The Collegiate Inventors Competition has recognized and encouraged undergraduate and graduate students on their quest to change the world around them for 17 years. Entries for 2008 are due by 16 May 2008 and must be the original idea and work product of the student/advisor team, and must not have been (1) made available to the public as a commercial product or process or (2) patented or published more than 1 year prior to the date of submission to the competition. The entry submitted must be written in English.
The invention, a reduced-to-practice idea or workable model, must be the work of a student or team of students with his or her university advisor. If it is a machine, it must be operable. If it is a chemical, it must be complete with evidence of successful application of the idea. If it is a new plant, color photographs or slides must be included in the submission. If a new or original ornamental design for an article of manufacture is submitted, the entire design must be included in the application. In addition, the invention should be reproducible.
Ian Cheong, 33, arrived at Johns Hopkins University from his native Singapore prepared to focus on cancer therapy. Drugs used in cancer treatment routinely kill the healthy cells as well as the cancer cells because they are potent but nonspecific.

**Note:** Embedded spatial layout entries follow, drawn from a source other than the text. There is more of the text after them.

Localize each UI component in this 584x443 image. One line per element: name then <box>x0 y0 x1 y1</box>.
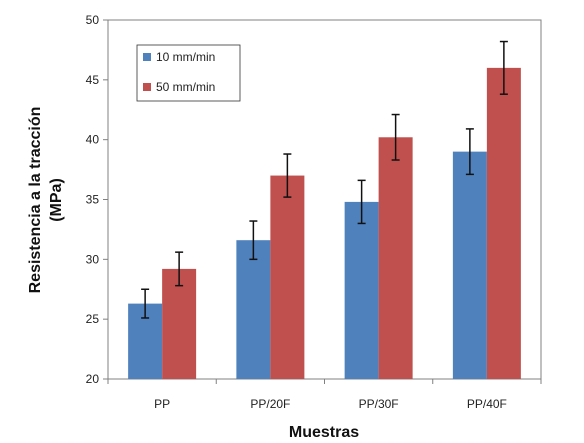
bar-10mm-pp-30f <box>344 201 379 379</box>
y-tick-label: 50 <box>86 13 100 27</box>
y-axis-title-line2: (MPa) <box>48 178 65 222</box>
error-bar-10mm-pp-20f <box>249 220 258 261</box>
bar-10mm-pp-40f <box>452 151 487 379</box>
error-bar-50mm-pp-40f <box>499 40 508 95</box>
error-bar-10mm-pp-40f <box>465 128 474 176</box>
legend-box <box>136 44 241 102</box>
error-bar-50mm-pp <box>175 251 184 287</box>
x-tick-label: PP/20F <box>250 397 290 411</box>
legend-label-50mm: 50 mm/min <box>156 80 215 94</box>
legend-swatch-10mm <box>143 53 151 61</box>
x-tick-label: PP <box>154 397 170 411</box>
bar-50mm-pp-30f <box>378 137 413 379</box>
legend-label-10mm: 10 mm/min <box>156 50 215 64</box>
x-tick-label: PP/40F <box>467 397 507 411</box>
legend: 10 mm/min 50 mm/min <box>136 44 241 102</box>
bar-50mm-pp-20f <box>270 175 305 379</box>
y-tick-label: 25 <box>86 312 100 326</box>
error-bar-10mm-pp <box>141 288 150 319</box>
bars-group <box>128 67 521 379</box>
bar-50mm-pp <box>162 268 197 379</box>
y-tick-label: 20 <box>86 372 100 386</box>
error-bars-group <box>141 40 508 319</box>
y-axis-ticks: 20 25 30 35 40 45 50 <box>86 13 108 386</box>
legend-swatch-50mm <box>143 83 151 91</box>
y-tick-label: 35 <box>86 193 100 207</box>
y-tick-label: 40 <box>86 133 100 147</box>
bar-50mm-pp-40f <box>486 67 521 379</box>
x-axis-title: Muestras <box>289 424 359 441</box>
error-bar-50mm-pp-30f <box>391 113 400 161</box>
x-tick-label: PP/30F <box>359 397 399 411</box>
x-axis-ticks: PP PP/20F PP/30F PP/40F <box>107 379 542 411</box>
y-axis-title-line1: Resistencia a la tracción <box>27 107 44 294</box>
error-bar-10mm-pp-30f <box>357 179 366 225</box>
bar-10mm-pp-20f <box>236 240 271 379</box>
y-tick-label: 45 <box>86 73 100 87</box>
error-bar-50mm-pp-20f <box>283 153 292 198</box>
y-tick-label: 30 <box>86 252 100 266</box>
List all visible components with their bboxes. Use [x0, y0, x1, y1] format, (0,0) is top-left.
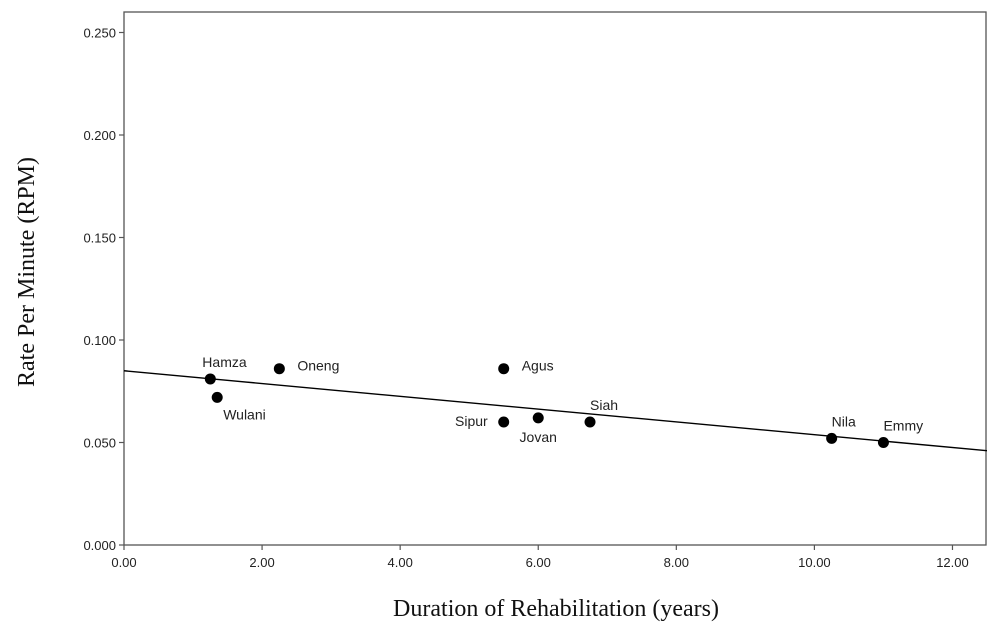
- point-label: Emmy: [883, 418, 923, 434]
- point-label: Oneng: [297, 358, 339, 374]
- x-axis: 0.00 2.00 4.00 6.00 8.00 10.00 12.00: [111, 545, 969, 570]
- y-tick-label: 0.000: [83, 538, 116, 553]
- point-label: Agus: [522, 358, 554, 374]
- point-label: Wulani: [223, 406, 266, 422]
- data-point: [532, 412, 544, 424]
- y-axis: 0.000 0.050 0.100 0.150 0.200 0.250: [83, 26, 124, 553]
- data-point: [273, 363, 285, 375]
- x-tick-label: 2.00: [249, 555, 274, 570]
- y-tick-label: 0.250: [83, 26, 116, 41]
- x-tick-label: 10.00: [798, 555, 831, 570]
- y-axis-title: Rate Per Minute (RPM): [14, 157, 40, 387]
- data-point: [498, 363, 510, 375]
- y-tick-label: 0.050: [83, 436, 116, 451]
- plot-border: [123, 11, 987, 546]
- x-tick-label: 0.00: [111, 555, 136, 570]
- data-point: [211, 391, 223, 403]
- x-tick-label: 4.00: [388, 555, 413, 570]
- point-label: Sipur: [455, 413, 488, 429]
- y-tick-label: 0.100: [83, 333, 116, 348]
- y-tick-label: 0.150: [83, 231, 116, 246]
- point-label: Jovan: [520, 429, 557, 445]
- x-tick-label: 12.00: [936, 555, 969, 570]
- plot-frame: [123, 11, 987, 546]
- data-point: [584, 416, 596, 428]
- data-point: [498, 416, 510, 428]
- data-point: [877, 437, 889, 448]
- points-group: Hamza Wulani Oneng Agus Sipur Jovan Siah Nila Em…: [202, 354, 923, 448]
- data-point: [204, 373, 216, 385]
- x-axis-title: Duration of Rehabilitation (years): [393, 596, 719, 622]
- fit-line: [123, 370, 987, 452]
- x-tick-label: 8.00: [664, 555, 689, 570]
- point-label: Siah: [590, 397, 618, 413]
- y-tick-label: 0.200: [83, 128, 116, 143]
- data-point: [826, 432, 838, 444]
- point-label: Hamza: [202, 354, 247, 370]
- point-label: Nila: [832, 413, 856, 429]
- fit-line-group: [123, 370, 987, 452]
- x-tick-label: 6.00: [526, 555, 551, 570]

Cheong took on the task of finding a way to make the cancer drugs more specific. He injected bacterial spores into the subject which made their way to oxygen-poor areas within cancerous tumors. Then, Cheong put a cancerfighting drug in lipid particles and injected those liposomes into a subject. The germinated bacterial spores also secrete a protein that makes liposomes fall apart when the drug-containing liposomes are in the proximity of the tumors, and the drug is released only in those specific areas. Cheong, originally educated as a lawyer, received his Ph.D. in cell and molecular medicine from Johns Hopkins and is currently working on postdoctoral research. His advisor, Bert Vogelstein, receives a $15,000 prize.